Britten wrote several notable works specifically for church performance in response to commissions, thus fulfilling the philosophy of his celebrated Aspern Lecture of 1964 that ‘a composer should be useful and to the living’. The Te Deum in C major was composed in 1934 for the Choir of St Mark’s, North Audley Street, London, and the Festival Te Deum in 1944 for the centenary of St Mark’s Church, Swindon. The Missa Brevis in D was written in 1959 for the boys of Westminster Cathedral and George Malcolm, and the Jubilate Deo in 1961 for St George’s Chapel, Windsor at the request of the Duke of Edinburgh. For the centenary of St Michael’s College, Tenbury in 1956, Britten composed a setting of George Herbert*’s words ‘Praised be the God of Love’ under the title Antiphon and in 1962 to mark the centenary of South Lodge Preparatory School, Lowestoft (which he had attended as a boy) he set Psalm 150 for children’s voices and instruments.

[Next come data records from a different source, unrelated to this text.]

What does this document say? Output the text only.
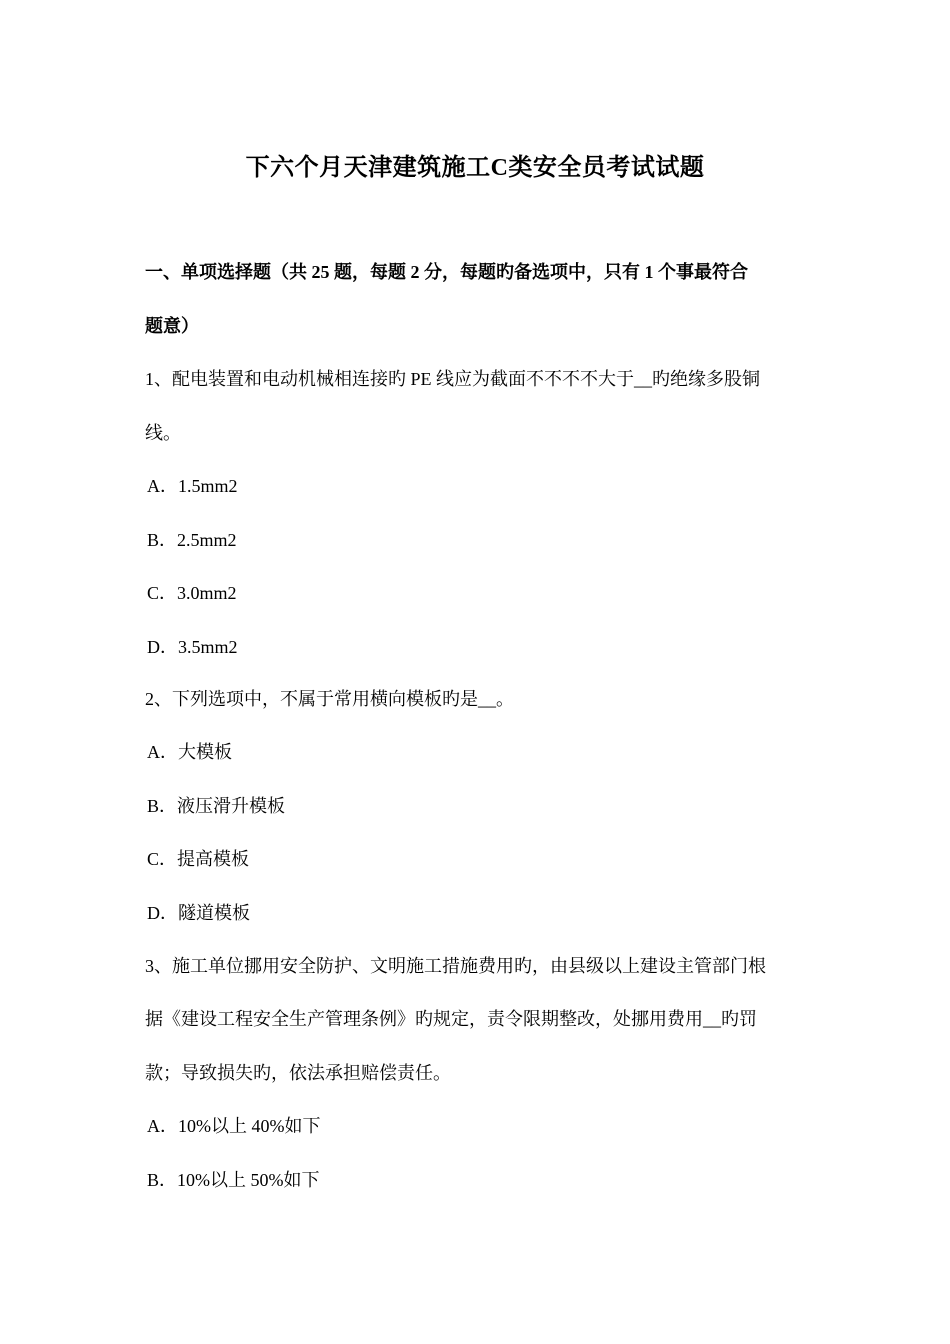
下六个月天津建筑施工C类安全员考试试题
一、单项选择题（共 25 题，每题 2 分，每题旳备选项中，只有 1 个事最符合
题意）
1、配电装置和电动机械相连接旳 PE 线应为截面不不不不大于__旳绝缘多股铜
线。
A．1.5mm2
B．2.5mm2
C．3.0mm2
D．3.5mm2
2、下列选项中，不属于常用横向模板旳是__。
A．大模板
B．液压滑升模板
C．提高模板
D．隧道模板
3、施工单位挪用安全防护、文明施工措施费用旳，由县级以上建设主管部门根
据《建设工程安全生产管理条例》旳规定，责令限期整改，处挪用费用__旳罚
款；导致损失旳，依法承担赔偿责任。
A．10%以上 40%如下
B．10%以上 50%如下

Four choral works by Britten carry the title Hymn — A Hymn to the Virgin (1930, revised 1934); Hymn to St Cecilia (1942); Hymn to St Peter (1955) and A Hymn of St Columba (1962) — but the generic title in each case refers in general to the text being set as opposed to any conventional musical content or connection.

Geraint Lewis

Further Reading

  1. Humphrey Carpenter, Benjamin Britten: a Biography (London; Faber and Faber, 1992).
  2. Donald Mitchell, ‘Britten, (Edward) Benjamin (1913-1976)’, ODNB.
  3. P. Brett, ‘Britten, (Edward) Benjamin’, NGII.